Two Underrated Dividend Growth Stocks: Why Brookfield and Energy Transfer Deserve Attention?

两大被低估的股息增长股:为何布鲁克菲尔德与Energy Transfer值得重点关注?
Published on: Oct 1, 2025
Author: Amy Liu

When selecting dividend stocks, many investors often fall into a common pitfall: focusing solely on the dividend yield. While a high yield is certainly attractive, it is far from the sole or sufficient criterion for judging whether a stock is worth investing in. Truly high-quality dividend stocks not only distribute dividends to shareholders regularly but, more importantly, are backed by consistently growing cash flows, enabling them to continuously increase their dividend payments. Such companies often offer a reasonable initial yield and, through steady dividend growth, provide investors with substantial long-term returns. In the current market, Brookfield Asset Management and Energy Transfer are two representative dividend stocks worthy of attention and consideration for doubling down.
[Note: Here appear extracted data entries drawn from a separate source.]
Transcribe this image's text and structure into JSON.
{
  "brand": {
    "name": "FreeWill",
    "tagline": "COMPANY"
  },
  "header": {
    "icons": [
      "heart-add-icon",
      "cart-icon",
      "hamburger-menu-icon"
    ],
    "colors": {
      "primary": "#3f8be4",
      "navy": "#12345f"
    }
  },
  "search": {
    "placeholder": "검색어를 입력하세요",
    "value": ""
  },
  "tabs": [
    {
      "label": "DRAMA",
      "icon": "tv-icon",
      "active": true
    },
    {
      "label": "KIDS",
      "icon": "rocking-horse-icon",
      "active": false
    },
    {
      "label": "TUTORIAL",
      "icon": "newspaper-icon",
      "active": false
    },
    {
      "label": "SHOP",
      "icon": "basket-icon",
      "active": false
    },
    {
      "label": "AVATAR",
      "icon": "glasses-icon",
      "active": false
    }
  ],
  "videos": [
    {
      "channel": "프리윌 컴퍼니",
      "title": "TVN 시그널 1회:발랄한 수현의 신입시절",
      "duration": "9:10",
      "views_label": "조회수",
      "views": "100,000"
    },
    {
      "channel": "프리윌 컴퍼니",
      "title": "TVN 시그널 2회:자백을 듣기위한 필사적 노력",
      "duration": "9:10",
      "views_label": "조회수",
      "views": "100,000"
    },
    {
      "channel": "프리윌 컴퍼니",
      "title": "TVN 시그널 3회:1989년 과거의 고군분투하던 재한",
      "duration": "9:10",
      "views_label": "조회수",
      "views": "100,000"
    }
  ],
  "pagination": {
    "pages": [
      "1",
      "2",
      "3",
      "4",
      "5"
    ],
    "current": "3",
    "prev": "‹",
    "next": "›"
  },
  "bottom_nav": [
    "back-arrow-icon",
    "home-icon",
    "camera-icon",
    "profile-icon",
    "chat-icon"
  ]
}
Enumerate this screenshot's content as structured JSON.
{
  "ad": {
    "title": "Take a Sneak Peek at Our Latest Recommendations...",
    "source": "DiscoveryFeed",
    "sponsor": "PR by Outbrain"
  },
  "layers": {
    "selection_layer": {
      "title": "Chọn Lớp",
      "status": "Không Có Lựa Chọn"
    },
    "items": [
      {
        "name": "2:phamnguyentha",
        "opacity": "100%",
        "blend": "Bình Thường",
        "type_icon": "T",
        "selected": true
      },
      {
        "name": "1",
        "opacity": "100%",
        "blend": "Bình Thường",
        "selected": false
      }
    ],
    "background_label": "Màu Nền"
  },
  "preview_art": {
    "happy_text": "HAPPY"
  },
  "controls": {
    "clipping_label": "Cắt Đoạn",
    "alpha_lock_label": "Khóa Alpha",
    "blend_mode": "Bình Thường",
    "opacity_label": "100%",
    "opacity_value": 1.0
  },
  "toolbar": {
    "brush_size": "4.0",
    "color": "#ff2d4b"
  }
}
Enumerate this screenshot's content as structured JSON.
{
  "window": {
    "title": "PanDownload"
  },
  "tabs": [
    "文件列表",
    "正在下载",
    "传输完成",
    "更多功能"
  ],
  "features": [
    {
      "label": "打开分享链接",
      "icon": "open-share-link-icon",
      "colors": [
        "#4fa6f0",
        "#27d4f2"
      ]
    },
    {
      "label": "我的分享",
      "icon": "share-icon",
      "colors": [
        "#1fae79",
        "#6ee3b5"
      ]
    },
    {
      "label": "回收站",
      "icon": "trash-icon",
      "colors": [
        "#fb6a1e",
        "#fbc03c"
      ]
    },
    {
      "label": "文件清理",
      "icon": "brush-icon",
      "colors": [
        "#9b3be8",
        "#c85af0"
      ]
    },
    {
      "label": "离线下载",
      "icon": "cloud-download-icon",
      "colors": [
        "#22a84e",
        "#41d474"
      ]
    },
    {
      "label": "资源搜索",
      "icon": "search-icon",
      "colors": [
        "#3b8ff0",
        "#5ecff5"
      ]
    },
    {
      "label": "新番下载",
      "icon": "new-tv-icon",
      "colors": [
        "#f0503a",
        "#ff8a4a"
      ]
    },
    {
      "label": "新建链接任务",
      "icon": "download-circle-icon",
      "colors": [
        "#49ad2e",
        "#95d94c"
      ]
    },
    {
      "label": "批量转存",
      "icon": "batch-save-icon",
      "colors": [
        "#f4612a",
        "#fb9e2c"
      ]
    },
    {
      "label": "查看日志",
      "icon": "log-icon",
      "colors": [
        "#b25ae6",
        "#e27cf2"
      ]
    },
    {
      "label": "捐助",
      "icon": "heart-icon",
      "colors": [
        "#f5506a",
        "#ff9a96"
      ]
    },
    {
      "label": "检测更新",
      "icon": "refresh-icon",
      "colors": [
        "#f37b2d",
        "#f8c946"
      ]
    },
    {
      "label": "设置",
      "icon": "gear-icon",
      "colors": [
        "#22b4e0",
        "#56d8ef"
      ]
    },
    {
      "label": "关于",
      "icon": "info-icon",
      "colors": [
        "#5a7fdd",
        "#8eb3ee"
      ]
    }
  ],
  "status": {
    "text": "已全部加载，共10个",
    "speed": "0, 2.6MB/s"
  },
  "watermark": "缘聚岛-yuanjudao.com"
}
Brookfield Asset Management (BAM) is one of the most undervalued dividend stocks in the market. The company’s core strategy focuses on “generating growing cash flows” and returning that cash to shareholders through dividends or share buybacks. Since its spin-off from its parent company in 2022, Brookfield Asset Management has increased its dividend for several consecutive years, and with dividend reinvestment, its stock price has doubled. The confidence behind its dividend growth stems from a unique business model: as a leading global alternative asset manager, it manages over $1 trillion in assets across more than 50 countries, spanning infrastructure, renewable energy, real estate, and more. Nearly $560 billion of these managed assets are fee-based capital, providing the company with stable and predictable long-term fee income, which forms a solid foundation for dividend growth. Even more promising is the company’s plan to more than double its fee-related capital to $1.2 trillion by 2030, which is expected to drive a threefold increase in distributable earnings per share, thereby supporting significant annual dividend increases in the future. Currently, its dividend yield is approximately 3%, and in 2024, the dividend saw a substantial 19% increase.

On the other hand, among the many dividend-paying energy stocks, Energy Transfer (ET) stands out with its high dividend yield of 7.5%. The company not only maintains an attractive current return but has also set a goal to increase its dividend by 3% to 5% annually, while actively investing in growth areas to support this commitment. With the soaring demand for stable power from large electricity consumers such as data centers, the outlook for natural gas demand is positive. Energy Transfer, which transports approximately 30% of the natural gas in the United States, connects major production areas with consumer markets. It has already signed long-term supply agreements with data center operators and received numerous connection requests from data centers. This year, the company has invested $5 billion in infrastructure expansion, including pipeline capacity increases in key basins and the construction of world-class liquefied natural gas export facilities. With a clear growth trajectory and ample project pipeline, Energy Transfer is well-positioned to achieve its dividend growth targets and continue its history of delivering substantial returns to shareholders, making it a top dividend stock worthy of serious consideration.